Cercare un dialogo con il Ppe o un collocamento più centrale in Europa non significa abbracciare una posizione “moderata” o snaturare il messaggio politico della Lega, quanto semmai cercare un posizionamento in grado di consolidare il consenso del partito.

Partendo dal presupposto che la scelta più auspicabile sarebbe la creazione di un grande gruppo conservatore che riunisca l’Ecr, Identity and Democracy e le componenti più a destra del Ppe, dal momento che ciò non sembra purtroppo al momento possibile, è necessario ragionare un posizionamento che permetta alla Lega di aver maggior voce a livello europeo.

Ma la questione è in realtà molto più ampia e riguarda la linea da adottare per la Lega e il centrodestra anche in politica interna. Il risultato alle recenti elezioni regionali e la sconfitta ai ballottaggi nelle principali città al voto, dovrebbe rappresentare un campanello d’allarme per la coalizione che sembra non riuscire ad attrarre il voto di un’area del Paese che per lungo tempo ha votato per il centrodestra ma che oggi non vota o addirittura sceglie il centrosinistra.

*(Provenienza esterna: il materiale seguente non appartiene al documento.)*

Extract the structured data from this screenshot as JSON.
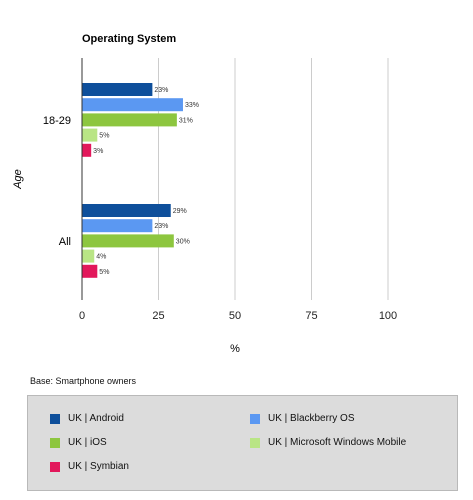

Le elezioni ci insegnano che il centrodestra perde nelle grandi città; è successo in Emilia Romagna a Bologna, in Toscana a Firenze, in Puglia a Bari, rischiamo succeda con le comunali del prossimo anno a Roma. La difficoltà di essere appetibili ai ceti medi, ai professionisti, a un’area del Paese che vuole essere rassicurata (specie in questo momento), può rivelarsi fatale per la vittoria della coalizione alle politiche.

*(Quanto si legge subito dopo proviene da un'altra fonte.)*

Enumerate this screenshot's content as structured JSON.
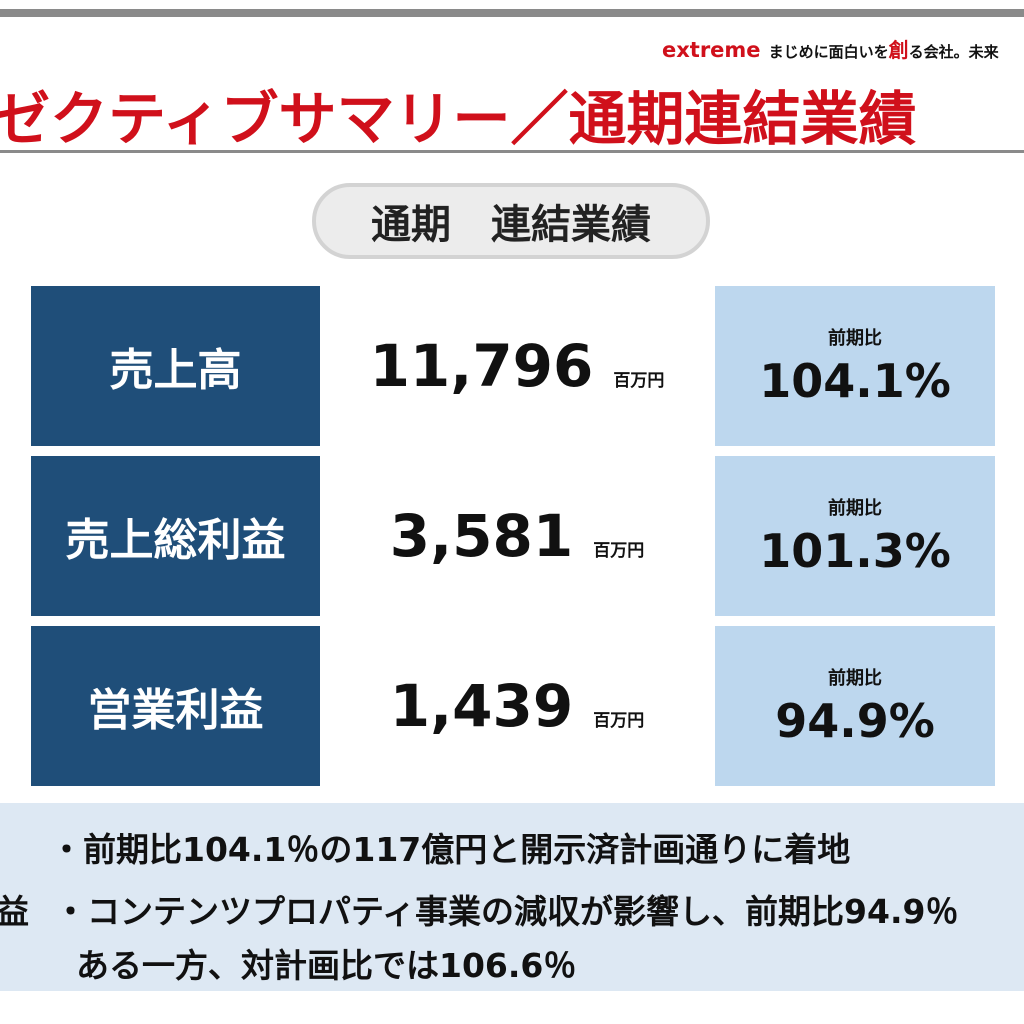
{
  "header": {
    "brand_name": "extreme",
    "tagline_before": "まじめに面白いを",
    "tagline_highlight": "創",
    "tagline_after": "る会社。未来",
    "title": "ゼクティブサマリー／通期連結業績"
  },
  "section": {
    "title": "通期　連結業績"
  },
  "metrics": [
    {
      "label": "売上高",
      "value": "11,796",
      "unit": "百万円",
      "ratio_label": "前期比",
      "ratio": "104.1%"
    },
    {
      "label": "売上総利益",
      "value": "3,581",
      "unit": "百万円",
      "ratio_label": "前期比",
      "ratio": "101.3%"
    },
    {
      "label": "営業利益",
      "value": "1,439",
      "unit": "百万円",
      "ratio_label": "前期比",
      "ratio": "94.9%"
    }
  ],
  "notes": {
    "line1": "・前期比104.1％の117億円と開示済計画通りに着地",
    "line2_prefix": "益",
    "line2": "・コンテンツプロパティ事業の減収が影響し、前期比94.9％",
    "line3": "ある一方、対計画比では106.6％"
  }
}
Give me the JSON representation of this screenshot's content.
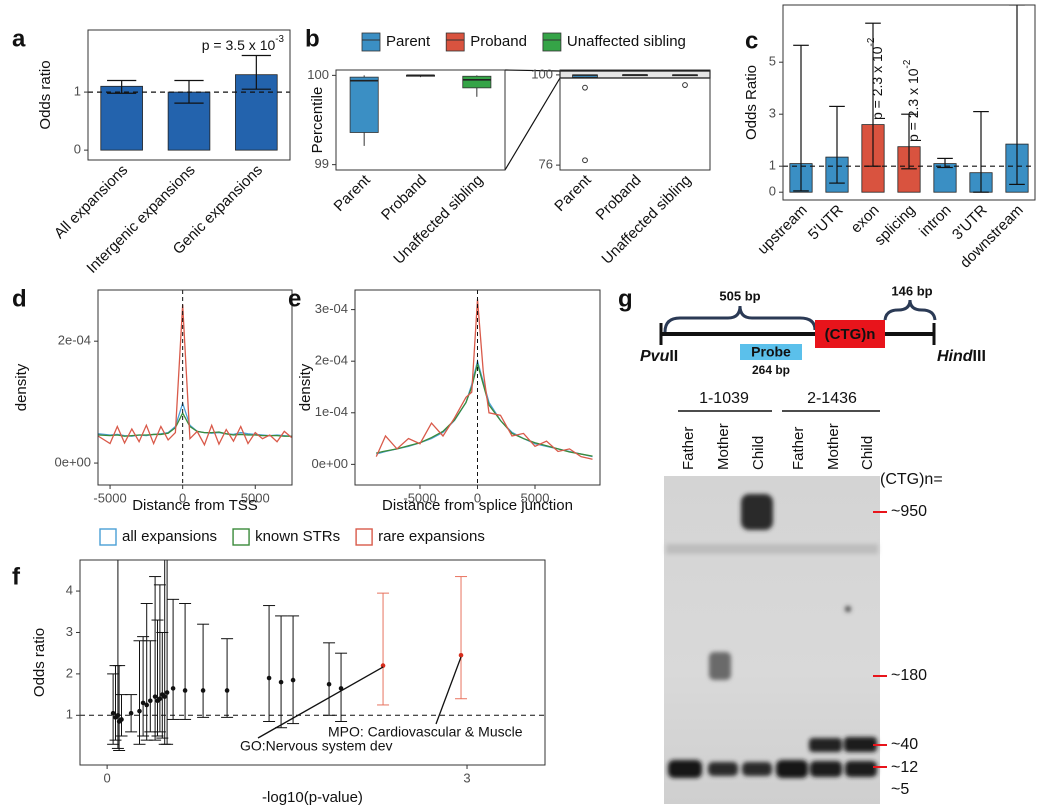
{
  "chart_data": [
    {
      "panel": "a",
      "type": "bar",
      "ylabel": "Odds ratio",
      "categories": [
        "All expansions",
        "Intergenic expansions",
        "Genic expansions"
      ],
      "values": [
        1.1,
        1.0,
        1.3
      ],
      "lo": [
        0.98,
        0.81,
        1.05
      ],
      "hi": [
        1.2,
        1.2,
        1.63
      ],
      "color": "#2363ad",
      "ylim": [
        -0.17,
        2.07
      ],
      "yticks": [
        0,
        1
      ],
      "reference_line": 1,
      "annotation": {
        "text": "p = 3.5 x 10",
        "superscript": "-3"
      }
    },
    {
      "panel": "b",
      "type": "box",
      "ylabel": "Percentile",
      "categories": [
        "Parent",
        "Proband",
        "Unaffected sibling"
      ],
      "series": [
        {
          "name": "Parent",
          "color": "#3b8fc4",
          "min": 99.21,
          "q1": 99.36,
          "median": 99.94,
          "q3": 99.98,
          "max": 100.0,
          "outliers": [
            96.6,
            77.3
          ]
        },
        {
          "name": "Proband",
          "color": "#d9533f",
          "min": 99.98,
          "q1": 99.99,
          "median": 100.0,
          "q3": 100.0,
          "max": 100.0,
          "outliers": []
        },
        {
          "name": "Unaffected sibling",
          "color": "#35a447",
          "min": 99.76,
          "q1": 99.86,
          "median": 99.95,
          "q3": 99.99,
          "max": 100.0,
          "outliers": [
            97.3
          ]
        }
      ],
      "ylim": [
        98.94,
        100.06
      ],
      "yticks": [
        99,
        100
      ],
      "inset": {
        "ylim": [
          74.7,
          101.3
        ],
        "yticks": [
          76,
          100
        ]
      }
    },
    {
      "panel": "c",
      "type": "bar",
      "ylabel": "Odds Ratio",
      "categories": [
        "upstream",
        "5'UTR",
        "exon",
        "splicing",
        "intron",
        "3'UTR",
        "downstream"
      ],
      "values": [
        1.1,
        1.35,
        2.6,
        1.75,
        1.1,
        0.75,
        1.85
      ],
      "lo": [
        0.05,
        0.35,
        1.0,
        0.9,
        0.95,
        0.0,
        0.3
      ],
      "hi": [
        5.65,
        3.3,
        6.5,
        3.0,
        1.3,
        3.1,
        7.2
      ],
      "colors": [
        "#3a8fc4",
        "#3a8fc4",
        "#d9533f",
        "#d9533f",
        "#3a8fc4",
        "#3a8fc4",
        "#3a8fc4"
      ],
      "ylim": [
        -0.3,
        7.2
      ],
      "yticks": [
        0,
        1,
        3,
        5
      ],
      "reference_line": 1,
      "annotations": [
        {
          "text": "p = 2.3 x 10",
          "superscript": "-2"
        },
        {
          "text": "p = 2.3 x 10",
          "superscript": "-2"
        }
      ]
    },
    {
      "panel": "d",
      "type": "line",
      "ylabel": "density",
      "xlabel": "Distance from TSS",
      "x": [
        -5800,
        -5000,
        -4500,
        -4000,
        -3500,
        -3000,
        -2500,
        -2000,
        -1500,
        -1000,
        -500,
        0,
        500,
        1000,
        1500,
        2000,
        2500,
        3000,
        3500,
        4000,
        4500,
        5000,
        5500,
        6000,
        6500,
        7000,
        7500
      ],
      "series": [
        {
          "name": "all expansions",
          "color": "#4a9fd6",
          "values": [
            4.8e-05,
            4.6e-05,
            4.7e-05,
            4.5e-05,
            4.4e-05,
            4.6e-05,
            4.5e-05,
            4.7e-05,
            4.8e-05,
            5e-05,
            6e-05,
            9.8e-05,
            6.2e-05,
            5.2e-05,
            5e-05,
            4.9e-05,
            5e-05,
            4.8e-05,
            4.7e-05,
            5e-05,
            4.8e-05,
            4.7e-05,
            4.6e-05,
            4.5e-05,
            4.6e-05,
            4.5e-05,
            4.4e-05
          ]
        },
        {
          "name": "known STRs",
          "color": "#3a8a3a",
          "values": [
            4.6e-05,
            4.5e-05,
            4.6e-05,
            4.4e-05,
            4.5e-05,
            4.6e-05,
            4.6e-05,
            4.7e-05,
            4.7e-05,
            4.9e-05,
            5.8e-05,
            8.2e-05,
            6e-05,
            5.2e-05,
            5e-05,
            5e-05,
            5.1e-05,
            4.8e-05,
            4.6e-05,
            4.7e-05,
            4.6e-05,
            4.6e-05,
            4.5e-05,
            4.5e-05,
            4.5e-05,
            4.4e-05,
            4.4e-05
          ]
        },
        {
          "name": "rare expansions",
          "color": "#d95a4a",
          "values": [
            4.4e-05,
            3.2e-05,
            6e-05,
            3.3e-05,
            5.6e-05,
            3.5e-05,
            6.2e-05,
            3.2e-05,
            6e-05,
            3.8e-05,
            5e-05,
            0.00026,
            4e-05,
            5.2e-05,
            3e-05,
            6.2e-05,
            3.1e-05,
            5.5e-05,
            3.6e-05,
            6e-05,
            3.2e-05,
            5e-05,
            4e-05,
            4.6e-05,
            3.5e-05,
            5.2e-05,
            4.2e-05
          ]
        }
      ],
      "xlim": [
        -5830,
        7530
      ],
      "xticks": [
        -5000,
        0,
        5000
      ],
      "vline": 0,
      "ylim": [
        -3.6e-05,
        0.000284
      ],
      "yticks": [
        {
          "value": 0,
          "label": "0e+00"
        },
        {
          "value": 0.0002,
          "label": "2e-04"
        }
      ]
    },
    {
      "panel": "e",
      "type": "line",
      "ylabel": "density",
      "xlabel": "Distance from splice junction",
      "x": [
        -8800,
        -8000,
        -7000,
        -6000,
        -5000,
        -4000,
        -3000,
        -2000,
        -1000,
        -500,
        0,
        500,
        1000,
        2000,
        3000,
        4000,
        5000,
        6000,
        7000,
        8000,
        9000,
        10000
      ],
      "series": [
        {
          "color": "#4a9fd6",
          "values": [
            2e-05,
            2.5e-05,
            3e-05,
            3.5e-05,
            4.2e-05,
            5e-05,
            6.2e-05,
            8.5e-05,
            0.00012,
            0.000155,
            0.0002,
            0.00016,
            0.00012,
            8.5e-05,
            6.2e-05,
            5e-05,
            4e-05,
            3.5e-05,
            3e-05,
            2.5e-05,
            2e-05,
            1.5e-05
          ]
        },
        {
          "color": "#3a8a3a",
          "values": [
            2.2e-05,
            2.6e-05,
            3e-05,
            3.6e-05,
            4.2e-05,
            5.2e-05,
            6.4e-05,
            8.6e-05,
            0.00012,
            0.00015,
            0.000195,
            0.000155,
            0.000115,
            8.5e-05,
            6e-05,
            5e-05,
            4.2e-05,
            3.6e-05,
            3e-05,
            2.4e-05,
            2e-05,
            1.6e-05
          ]
        },
        {
          "color": "#d95a4a",
          "values": [
            1.5e-05,
            5.5e-05,
            3e-05,
            5e-05,
            4e-05,
            8e-05,
            5.5e-05,
            9e-05,
            0.00013,
            0.00014,
            0.00032,
            0.00018,
            0.0001,
            9.5e-05,
            5.5e-05,
            6e-05,
            3.5e-05,
            4.5e-05,
            2.5e-05,
            3e-05,
            1.5e-05,
            1e-05
          ]
        }
      ],
      "xlim": [
        -10650,
        10650
      ],
      "xticks": [
        -5000,
        0,
        5000
      ],
      "vline": 0,
      "ylim": [
        -4e-05,
        0.000338
      ],
      "yticks": [
        {
          "value": 0,
          "label": "0e+00"
        },
        {
          "value": 0.0001,
          "label": "1e-04"
        },
        {
          "value": 0.0002,
          "label": "2e-04"
        },
        {
          "value": 0.0003,
          "label": "3e-04"
        }
      ]
    },
    {
      "panel": "f",
      "type": "scatter",
      "ylabel": "Odds ratio",
      "xlabel": "-log10(p-value)",
      "series": [
        {
          "color": "#111111",
          "x": [
            0.05,
            0.07,
            0.09,
            0.1,
            0.12,
            0.2,
            0.27,
            0.3,
            0.33,
            0.36,
            0.4,
            0.42,
            0.44,
            0.46,
            0.48,
            0.5,
            0.55,
            0.65,
            0.8,
            1.0,
            1.35,
            1.45,
            1.55,
            1.85,
            1.95
          ],
          "values": [
            1.05,
            0.95,
            1.0,
            0.85,
            0.9,
            1.05,
            1.1,
            1.3,
            1.25,
            1.35,
            1.45,
            1.35,
            1.4,
            1.5,
            1.45,
            1.55,
            1.65,
            1.6,
            1.6,
            1.6,
            1.9,
            1.8,
            1.85,
            1.75,
            1.65
          ],
          "lo": [
            0.3,
            0.4,
            0.2,
            0.15,
            0.5,
            0.6,
            0.3,
            0.5,
            0.4,
            0.6,
            0.4,
            0.5,
            0.6,
            0.45,
            0.3,
            0.3,
            0.9,
            0.9,
            0.95,
            0.95,
            0.85,
            0.7,
            0.8,
            1.0,
            0.85
          ],
          "hi": [
            2.0,
            2.2,
            4.75,
            2.2,
            1.5,
            1.5,
            2.8,
            2.9,
            3.7,
            2.8,
            4.35,
            3.3,
            4.15,
            3.0,
            4.75,
            4.75,
            3.8,
            3.7,
            3.2,
            2.85,
            3.65,
            3.4,
            3.4,
            2.75,
            2.5
          ]
        },
        {
          "color": "#e8735f",
          "x": [
            2.3,
            2.95
          ],
          "values": [
            2.2,
            2.45
          ],
          "lo": [
            1.25,
            1.4
          ],
          "hi": [
            3.95,
            4.35
          ]
        }
      ],
      "xlim": [
        -0.226,
        3.65
      ],
      "xticks": [
        0,
        3
      ],
      "ylim": [
        -0.2,
        4.75
      ],
      "yticks": [
        1,
        2,
        3,
        4
      ],
      "reference_line": 1,
      "annotations": [
        "GO:Nervous system dev",
        "MPO: Cardiovascular & Muscle"
      ]
    }
  ],
  "diagram": {
    "panel": "g",
    "left_arm": "505 bp",
    "right_arm": "146 bp",
    "repeat": "(CTG)n",
    "probe": "Probe",
    "probe_length": "264 bp",
    "left_site": {
      "italic": "Pvu",
      "roman": "II"
    },
    "right_site": {
      "italic": "Hind",
      "roman": "III"
    },
    "gel": {
      "families": [
        {
          "id": "1-1039",
          "lanes": [
            "Father",
            "Mother",
            "Child"
          ]
        },
        {
          "id": "2-1436",
          "lanes": [
            "Father",
            "Mother",
            "Child"
          ]
        }
      ],
      "size_header": "(CTG)n=",
      "size_markers": [
        "~950",
        "~180",
        "~40",
        "~12",
        "~5"
      ]
    }
  }
}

Riuscire a intercettare il consenso di questi mondi non significa abdicare ai valori del mondo identitario, quanto essere in grado di declinare un’offerta politica che sappia farsi artefice di battaglie e idee di destra in una forma e con dei modi che siano rassicuranti  e credibili.

D’altrocanto un partito come la Lega che governa le principali regioni del nord Italia è in grado di interpretare al meglio questa sfida portandola a livello nazionale e anche al sud. Ciò non significa “essere moderati” (nel Ppe c’è Viktor Orban) o “creare una destra che piace alla sinistra” ma evitare che il Calenda di turno intercetti questo elettorato regalandolo alla sinistra.

Se si vuole incidere e tornare al governo occorre essere credibili nei confronti di mondi che si sono allontanati dal centrodestra e rappresentano un bacino elettorale di milioni di voti. In tal senso il progetto portato avanti dall’ex presidente del Senato Marcello Pera e la necessità di una “rivoluzione liberale” può essere per Salvini un’occasione per puntare su temi troppo spesso a margine del dibattito politico italiano come le libertà individuali, la necessità di una minore tassazione, l’aiuto alle imprese e agli imprenditori, argomenti che appartengono al mondo liberale classico (da non confondere con i liberal o con i neoliberisti) e che potrebbero rappresentare l’avvio di un percorso per Salvini di allargamento del partito.